After AI, humans ask an LLM to spit out an answer based on the data it trained on. No reps. No study. Just the output.

The state of AI

Look at where we are.

We have AI creating social media posts. We have AI reading and automating interactions with those same posts. We have AI handling blog posts that aren’t even being read by humans. It’s AI talking to AI, and nobody’s in the room.

Hiring is mostly AI now too, with little human interaction. People use AI to craft personalized resumes for a given role and its responsibilities. Then HR and hiring teams use AI to filter and flag candidates. A lot of the interviewing is already AI-assisted, and it’s not hard to see it becoming AI’s job entirely. So a machine writes the resume, a machine screens it, and soon a machine runs the interview too. Where’s the human in that?

We’re using AI for everything with no clear reason. It hasn’t been thought through. Shiny-object syndrome has execs rushing to AI solutions without pairing the tool to a KPI or a goal.

AI can execute.

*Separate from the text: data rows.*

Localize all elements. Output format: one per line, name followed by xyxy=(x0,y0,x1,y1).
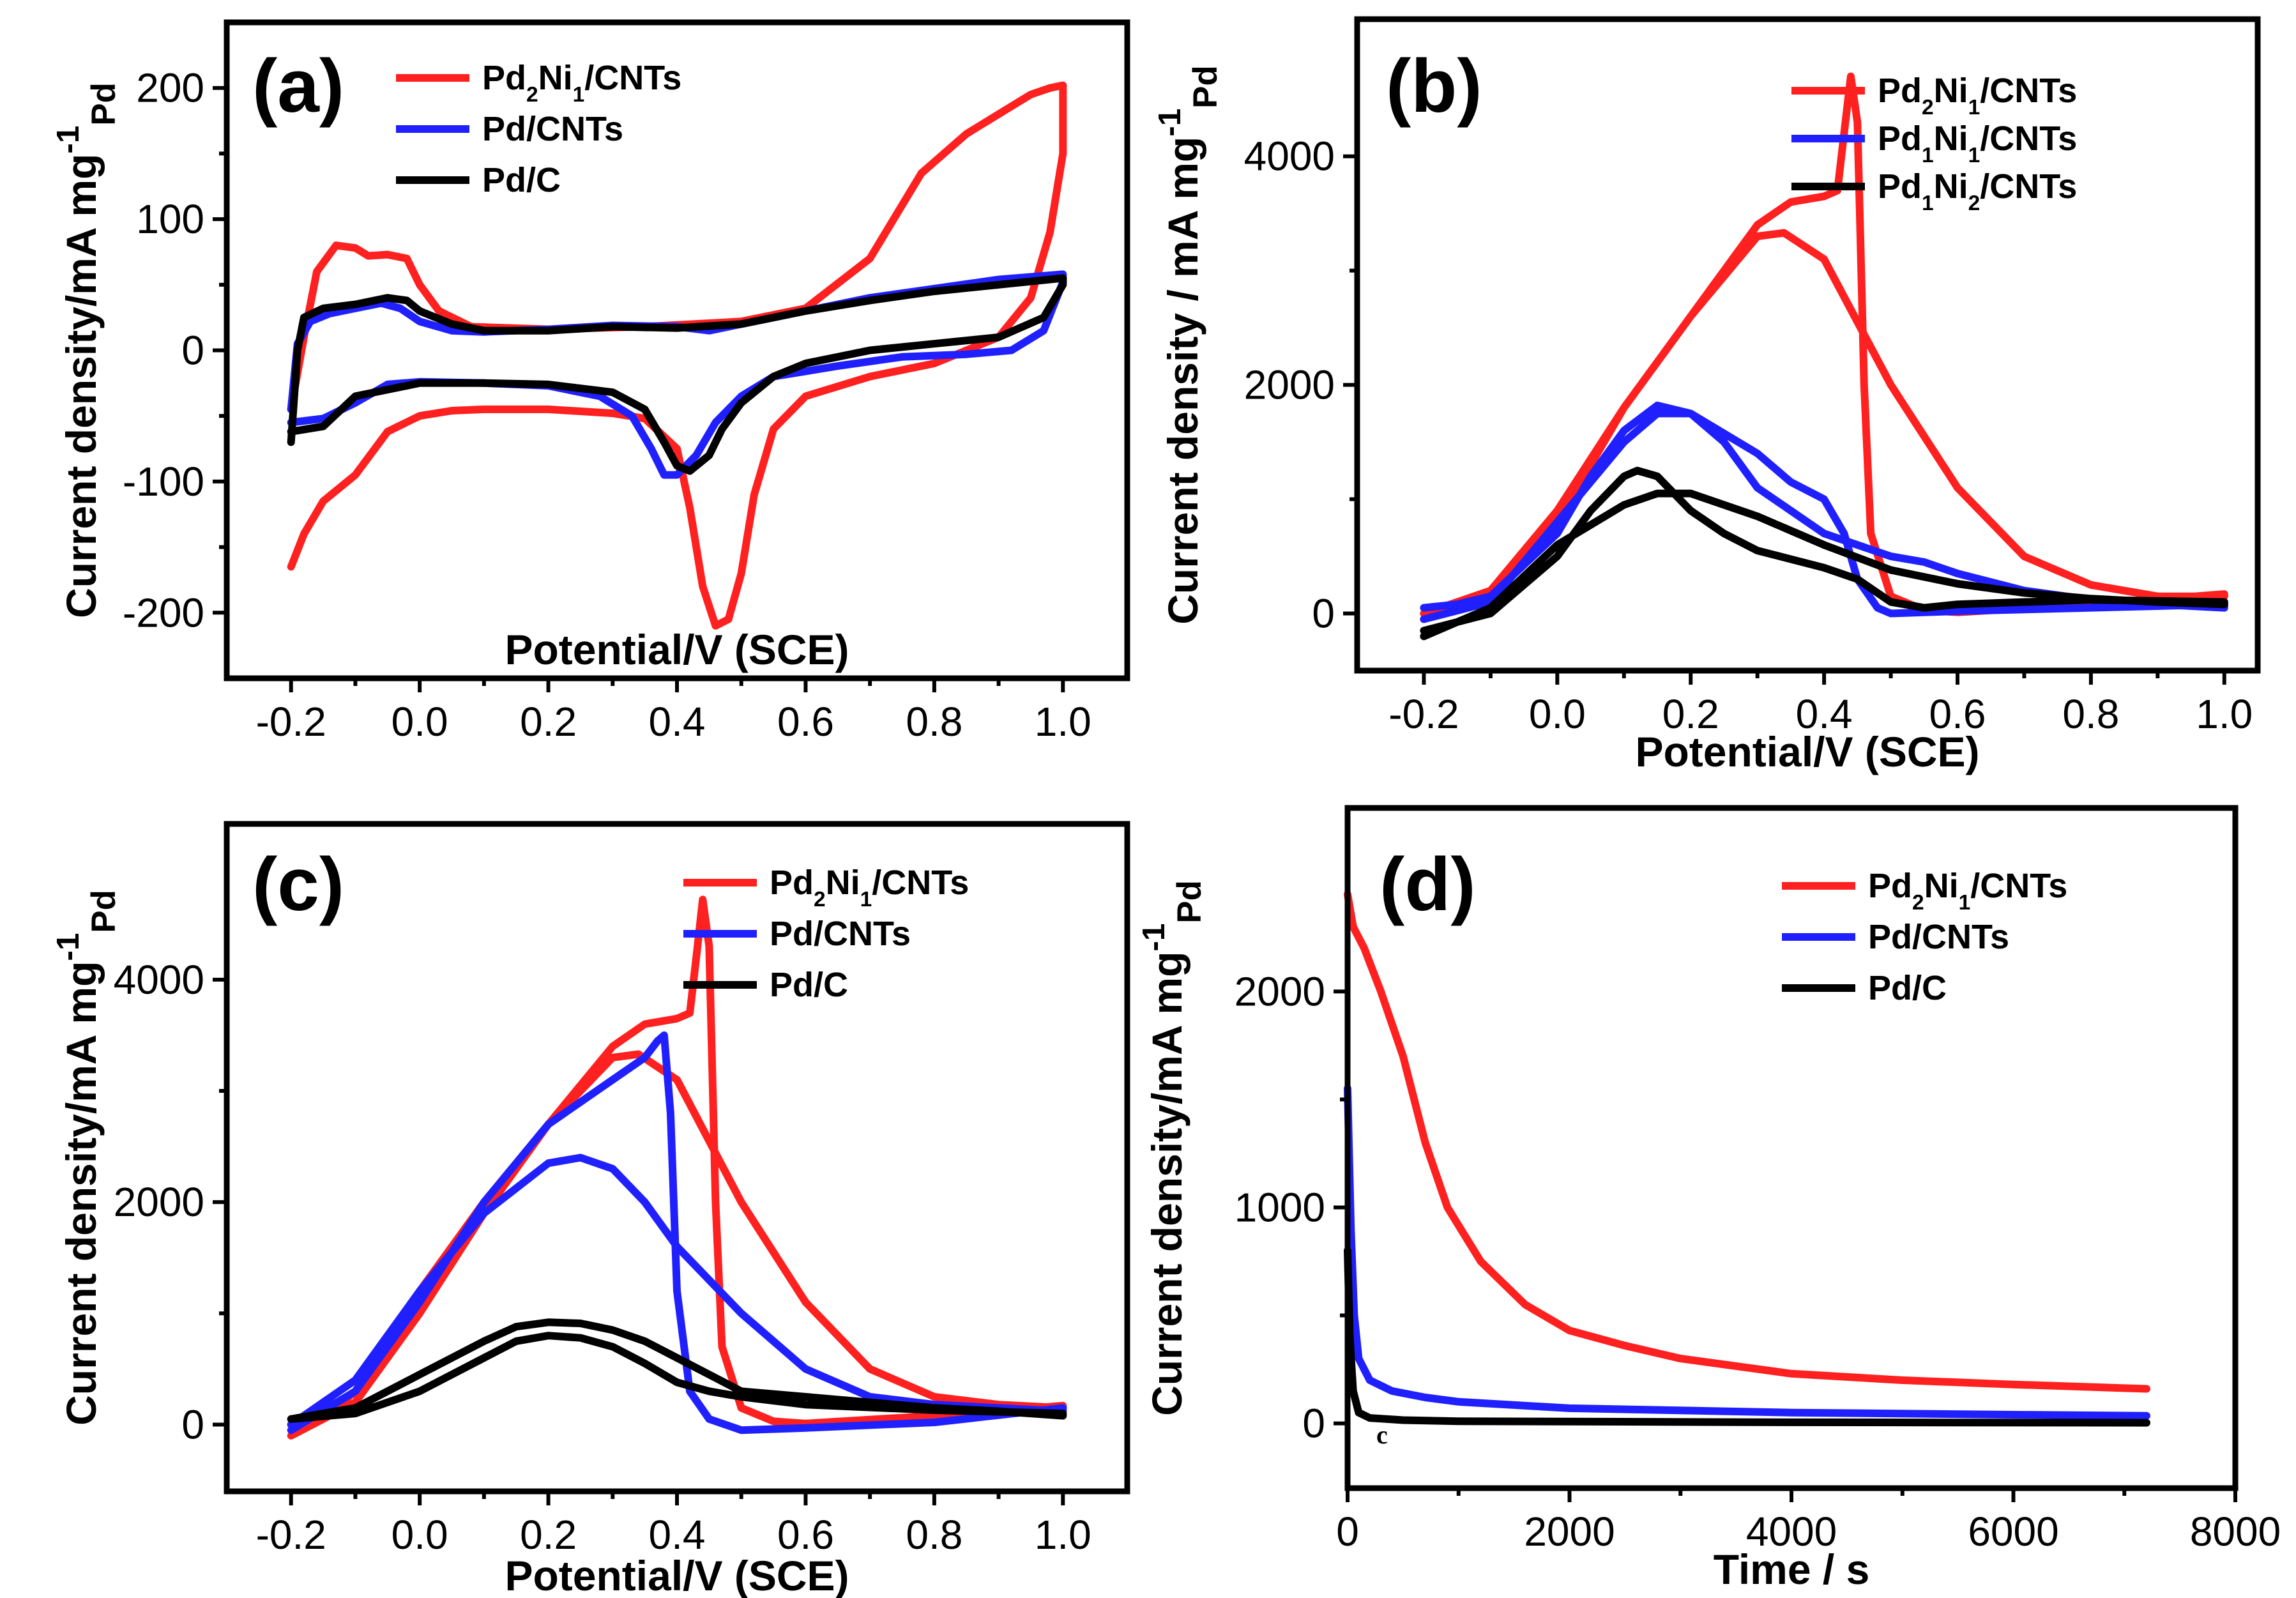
x-axis-title: Potential/V (SCE) xyxy=(505,1552,849,1598)
x-tick-label: 2000 xyxy=(1524,1509,1615,1555)
panel-label: (d) xyxy=(1380,842,1476,927)
y-axis-title: Current density / mA mg-1Pd xyxy=(1152,65,1224,624)
x-tick-label: 0.6 xyxy=(777,699,834,745)
chart-panel-c: -0.2 0.0 0.2 0.4 0.6 0.8 1.0 0 2000 4000 Potential… xyxy=(50,821,1130,1598)
x-tick-label: 0.0 xyxy=(1529,691,1586,737)
series-line-black xyxy=(287,274,1067,475)
y-tick-label: 4000 xyxy=(114,957,204,1003)
y-axis-title: Current density/mA mg-1Pd xyxy=(50,82,123,618)
chart-panel-b: -0.2 0.0 0.2 0.4 0.6 0.8 1.0 0 2000 4000 Potential… xyxy=(1152,16,2261,775)
x-tick-label: 0.6 xyxy=(1929,691,1986,737)
x-tick-label: -0.2 xyxy=(1388,691,1459,737)
chart-panel-d: 0 2000 4000 6000 8000 0 1000 2000 Time / s Curren… xyxy=(1136,805,2281,1593)
x-tick-label: 4000 xyxy=(1746,1509,1837,1555)
legend-label: Pd2Ni1/CNTs xyxy=(770,864,969,911)
curve-annotation: c xyxy=(1376,1420,1388,1449)
x-tick-label: 0.8 xyxy=(2062,691,2119,737)
legend-label: Pd2Ni1/CNTs xyxy=(1878,72,2077,119)
y-tick-label: 0 xyxy=(1302,1401,1325,1447)
x-tick-label: 1.0 xyxy=(1035,699,1091,745)
y-tick-label: -100 xyxy=(123,459,204,505)
series-line-red xyxy=(287,895,1067,1440)
y-tick-label: 0 xyxy=(181,328,204,374)
series-line-black xyxy=(1344,1247,2150,1427)
legend-label: Pd2Ni1/CNTs xyxy=(482,59,681,107)
x-tick-label: 0.6 xyxy=(777,1512,834,1558)
x-tick-label: 1.0 xyxy=(2196,691,2253,737)
x-tick-label: 0.2 xyxy=(1662,691,1719,737)
y-tick-label: 4000 xyxy=(1244,133,1335,179)
panel-label: (c) xyxy=(252,842,344,927)
series-line-black xyxy=(287,1318,1067,1423)
chart-panel-a: -0.2 0.0 0.2 0.4 0.6 0.8 1.0 -200 -100 0 100 200 Pot… xyxy=(50,19,1130,745)
x-tick-label: 6000 xyxy=(1968,1509,2058,1555)
legend-label: Pd/C xyxy=(1868,969,1947,1007)
x-tick-label: 0.0 xyxy=(392,1512,448,1558)
legend-label: Pd2Ni1/CNTs xyxy=(1868,867,2067,915)
series-line-red xyxy=(1344,890,2150,1393)
panel-label: (b) xyxy=(1386,44,1482,128)
series-line-blue xyxy=(1420,401,2228,623)
y-tick-label: 200 xyxy=(136,65,204,111)
series-line-black xyxy=(1420,466,2228,641)
y-tick-label: 0 xyxy=(181,1402,204,1448)
x-tick-label: 8000 xyxy=(2190,1509,2281,1555)
legend-label: Pd/C xyxy=(482,161,561,199)
legend-label: Pd1Ni1/CNTs xyxy=(1878,119,2077,167)
y-axis-title: Current density/mA mg-1Pd xyxy=(1136,880,1208,1416)
y-tick-label: 1000 xyxy=(1235,1184,1325,1230)
x-tick-label: 1.0 xyxy=(1035,1512,1091,1558)
y-tick-label: 100 xyxy=(136,196,204,242)
panel-label: (a) xyxy=(252,44,344,128)
y-tick-label: 0 xyxy=(1312,591,1335,637)
series-line-red xyxy=(287,81,1067,630)
x-tick-label: 0.2 xyxy=(520,699,577,745)
x-tick-label: 0.8 xyxy=(906,699,962,745)
y-tick-label: 2000 xyxy=(114,1179,204,1225)
x-tick-label: 0.2 xyxy=(520,1512,577,1558)
series-line-blue xyxy=(287,1031,1067,1434)
x-axis-title: Potential/V (SCE) xyxy=(505,626,849,673)
x-tick-label: 0.4 xyxy=(649,699,706,745)
x-tick-label: 0.4 xyxy=(1796,691,1853,737)
x-tick-label: 0.4 xyxy=(649,1512,706,1558)
legend-label: Pd/C xyxy=(770,966,848,1004)
y-tick-label: 2000 xyxy=(1244,362,1335,408)
x-tick-label: 0.8 xyxy=(906,1512,962,1558)
y-axis-title: Current density/mA mg-1Pd xyxy=(50,890,123,1426)
plot-frame xyxy=(1354,16,2261,674)
legend-label: Pd/CNTs xyxy=(482,110,623,148)
legend-label: Pd/CNTs xyxy=(770,915,911,953)
legend-label: Pd/CNTs xyxy=(1868,918,2009,956)
y-tick-label: 2000 xyxy=(1235,968,1325,1014)
x-tick-label: 0 xyxy=(1336,1509,1359,1555)
series-line-blue xyxy=(1344,1084,2150,1420)
x-axis-title: Time / s xyxy=(1714,1546,1870,1593)
y-tick-label: -200 xyxy=(123,590,204,635)
x-tick-label: -0.2 xyxy=(256,699,326,745)
x-tick-label: 0.0 xyxy=(392,699,448,745)
legend-label: Pd1Ni2/CNTs xyxy=(1878,167,2077,215)
x-tick-label: -0.2 xyxy=(256,1512,326,1558)
x-axis-title: Potential/V (SCE) xyxy=(1635,728,1979,775)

But we forget the goal, especially in business, is to win. It’s not what you do, it’s how you do it.

Why the output falls short

Talk to anyone who’s actually an expert and they’ll tell you the same thing. AI responses are super generic. Not directly helpful in most cases.

Two reasons.

The training data isn’t great on all the variables to your given situation. And the prompt doesn’t usually provide enough context to the actual problem.

Generic in, generic out.

Follow the money

So the output isn’t even that good. Here’s the thing. It doesn’t have to be.

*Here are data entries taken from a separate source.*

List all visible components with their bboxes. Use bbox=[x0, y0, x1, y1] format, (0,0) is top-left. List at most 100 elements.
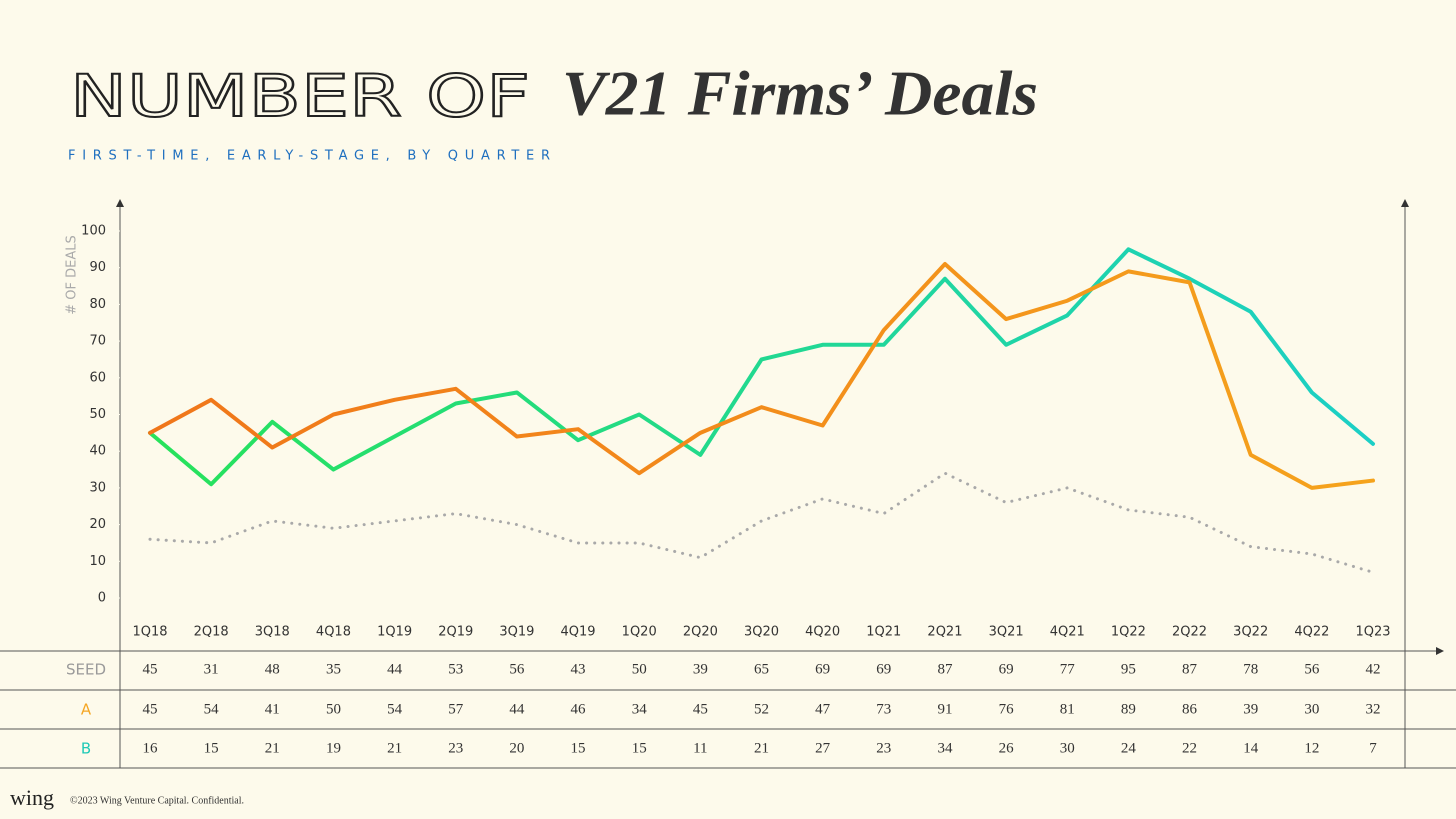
table-cell: 23 bbox=[876, 740, 891, 756]
series-line bbox=[148, 247, 1375, 487]
table-cell: 65 bbox=[754, 661, 769, 677]
table-cell: 77 bbox=[1060, 661, 1076, 677]
table-cell: 86 bbox=[1182, 701, 1198, 717]
x-tick-label: 4Q19 bbox=[561, 625, 596, 640]
table-cell: 56 bbox=[509, 661, 525, 677]
table-cell: 26 bbox=[999, 740, 1015, 756]
footer-logo: wing bbox=[10, 785, 54, 810]
table-cell: 42 bbox=[1366, 661, 1381, 677]
table-cell: 7 bbox=[1369, 740, 1377, 756]
y-tick-label: 20 bbox=[89, 517, 106, 532]
y-tick-label: 40 bbox=[89, 444, 106, 459]
row-label: SEED bbox=[66, 661, 106, 679]
table-cell: 15 bbox=[571, 740, 586, 756]
table-cell: 50 bbox=[326, 701, 341, 717]
table-cell: 87 bbox=[1182, 661, 1198, 677]
table-cell: 34 bbox=[937, 740, 953, 756]
x-tick-label: 1Q18 bbox=[132, 625, 167, 640]
table-cell: 39 bbox=[1243, 701, 1258, 717]
x-tick-label: 2Q20 bbox=[683, 625, 718, 640]
x-tick-label: 3Q21 bbox=[989, 625, 1024, 640]
x-tick-label: 3Q20 bbox=[744, 625, 779, 640]
table-cell: 16 bbox=[143, 740, 159, 756]
table-cell: 30 bbox=[1304, 701, 1319, 717]
y-tick-label: 60 bbox=[89, 370, 106, 385]
x-tick-label: 3Q22 bbox=[1233, 625, 1268, 640]
x-tick-label: 1Q19 bbox=[377, 625, 412, 640]
x-tick-label: 2Q19 bbox=[438, 625, 473, 640]
y-tick-label: 70 bbox=[89, 334, 106, 349]
table-cell: 48 bbox=[265, 661, 280, 677]
table-cell: 46 bbox=[571, 701, 587, 717]
table-cell: 43 bbox=[571, 661, 586, 677]
y-tick-label: 80 bbox=[89, 297, 106, 312]
row-label: A bbox=[81, 701, 92, 719]
y-tick-label: 30 bbox=[89, 480, 106, 495]
table-cell: 69 bbox=[876, 661, 891, 677]
y-tick-label: 10 bbox=[89, 554, 106, 569]
x-tick-label: 1Q21 bbox=[866, 625, 901, 640]
table-cell: 11 bbox=[693, 740, 707, 756]
table-cell: 24 bbox=[1121, 740, 1137, 756]
table-cell: 45 bbox=[143, 701, 158, 717]
table-cell: 41 bbox=[265, 701, 280, 717]
table-cell: 76 bbox=[999, 701, 1015, 717]
chart-title: NUMBER OF bbox=[70, 62, 530, 130]
x-tick-label: 3Q19 bbox=[499, 625, 534, 640]
table-cell: 27 bbox=[815, 740, 831, 756]
table-cell: 15 bbox=[204, 740, 219, 756]
table-cell: 12 bbox=[1304, 740, 1319, 756]
table-cell: 69 bbox=[999, 661, 1014, 677]
series-line bbox=[148, 471, 1375, 574]
table-cell: 57 bbox=[448, 701, 464, 717]
x-tick-label: 3Q18 bbox=[255, 625, 290, 640]
chart-title-emphasis: V21 Firms’ Deals bbox=[562, 58, 1038, 129]
x-tick-label: 2Q18 bbox=[194, 625, 229, 640]
table-cell: 44 bbox=[509, 701, 525, 717]
table-cell: 69 bbox=[815, 661, 830, 677]
series-line bbox=[148, 262, 1375, 490]
y-tick-label: 90 bbox=[89, 260, 106, 275]
table-cell: 15 bbox=[632, 740, 647, 756]
table-cell: 21 bbox=[387, 740, 402, 756]
x-tick-label: 2Q21 bbox=[927, 625, 962, 640]
table-cell: 95 bbox=[1121, 661, 1136, 677]
x-tick-label: 4Q20 bbox=[805, 625, 840, 640]
table-cell: 34 bbox=[632, 701, 648, 717]
y-tick-label: 100 bbox=[81, 224, 106, 239]
table-cell: 73 bbox=[876, 701, 891, 717]
x-tick-label: 1Q22 bbox=[1111, 625, 1146, 640]
table-cell: 54 bbox=[204, 701, 220, 717]
x-tick-label: 1Q20 bbox=[622, 625, 657, 640]
footer-text: ©2023 Wing Venture Capital. Confidential… bbox=[70, 795, 244, 806]
table-cell: 19 bbox=[326, 740, 341, 756]
table-cell: 56 bbox=[1304, 661, 1320, 677]
x-tick-label: 4Q22 bbox=[1294, 625, 1329, 640]
table-cell: 54 bbox=[387, 701, 403, 717]
table-cell: 30 bbox=[1060, 740, 1075, 756]
x-tick-label: 2Q22 bbox=[1172, 625, 1207, 640]
table-cell: 45 bbox=[693, 701, 708, 717]
table-cell: 52 bbox=[754, 701, 769, 717]
table-cell: 14 bbox=[1243, 740, 1259, 756]
table-cell: 21 bbox=[754, 740, 769, 756]
x-tick-label: 4Q18 bbox=[316, 625, 351, 640]
row-label: B bbox=[81, 740, 91, 758]
table-cell: 23 bbox=[448, 740, 463, 756]
x-tick-label: 1Q23 bbox=[1355, 625, 1390, 640]
y-tick-label: 0 bbox=[98, 591, 106, 606]
x-tick-label: 4Q21 bbox=[1050, 625, 1085, 640]
table-cell: 47 bbox=[815, 701, 831, 717]
y-tick-label: 50 bbox=[89, 407, 106, 422]
table-cell: 78 bbox=[1243, 661, 1258, 677]
table-cell: 45 bbox=[143, 661, 158, 677]
y-axis-label: # OF DEALS bbox=[65, 235, 80, 314]
table-cell: 35 bbox=[326, 661, 341, 677]
table-cell: 44 bbox=[387, 661, 403, 677]
table-cell: 31 bbox=[204, 661, 219, 677]
table-cell: 87 bbox=[937, 661, 953, 677]
table-cell: 22 bbox=[1182, 740, 1197, 756]
table-cell: 53 bbox=[448, 661, 463, 677]
table-cell: 91 bbox=[937, 701, 952, 717]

We live in a capitalist system. The whole game is maximizing capital and cutting expenses. And humans are expensive. Think about what one person actually costs. Salary. Benefits. Time off. Sick pay. Vacation. 401k contributions. The training to get them up to speed. I could keep going.

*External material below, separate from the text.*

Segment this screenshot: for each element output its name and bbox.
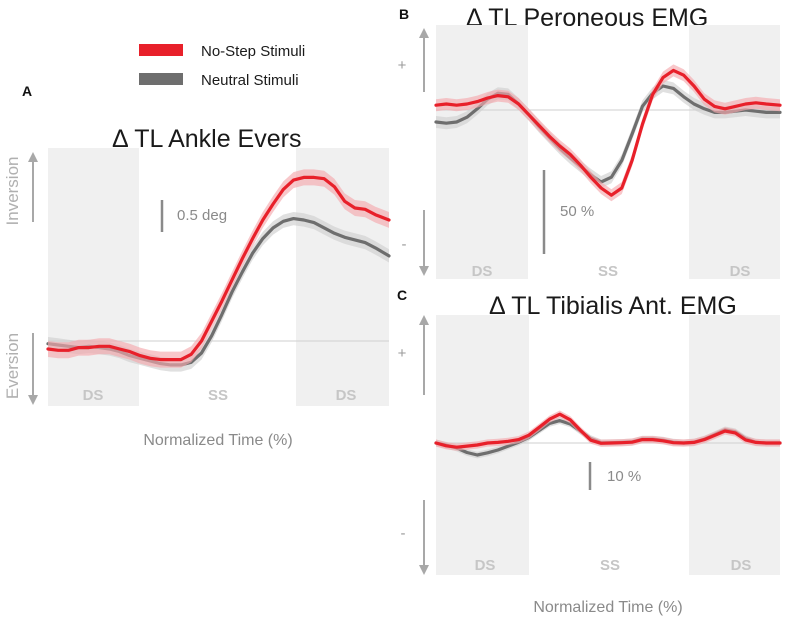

Now compare that to AI. No salary. No sick days. No vacation. No benefits to pay into. It runs all day and never asks for a raise.

If the goal of this society is to win the game of capitalism, humans have always been a necessary stepping stone, the thing you needed to create value for consumers. But that need is chipping away. AI is replacing the expensive part of the equation, and it’s helping the people at the top win bigger than they ever have.

They get more. You get less. That’s the trade being made, and almost nobody is being asked if they’re okay with it.

Where AI is heading

If you follow the “leaders in the space,” you’ll notice the evolution. We’ve moved from prompting to creating loops. More reliance on the AI output, less of us in it at all.

Less critical thinking. Less strategy.

Everything becomes generalized slop based on AI instructions or AI output. 

Play it forward. A generation that can’t work through a problem without asking a machine first. People who never built the skill because the shortcut was always sitting right there. Whole industries running on output nobody actually understands, making decisions nobody can explain.

But here’s the part that should get your attention. When almost nobody can think for themselves anymore, the few who still can become rare. And rare is valuable. The people who kept sharpening their craft while everyone else outsourced theirs are going to run circles around the rest.

That’s the opportunity hiding inside all of this. The bar is dropping. You don’t have to drop with it.

What you should do

Pick up the book. Learn the new skill. Put that brain to work and keep it working.

Become the expert in your craft. Not the person who knows how to ask a machine, the person who actually knows. Learn how to do good work and get results, the hard way, because the hard way is the only way it sticks.

But knowing the craft is only half of it. Learn how to approach the problem and solve it toward an actual goal. Say I’m running organic content for a company. The goal isn’t page views. The goal is leads and revenue. Views that never turn into customers are a vanity number. Knowing that difference is the big picture, and the big picture is the part AI can’t see for you.

That’s how you use AI as a tool and not a crutch. You set the strategy. You own the goal. AI is the minions you point at the execution. I use this stuff every day, that’s not the point. The point is that the strategy stays yours.

Put in the work. Sacrifice for your dreams. Be the expert everyone else is busy outsourcing their way around.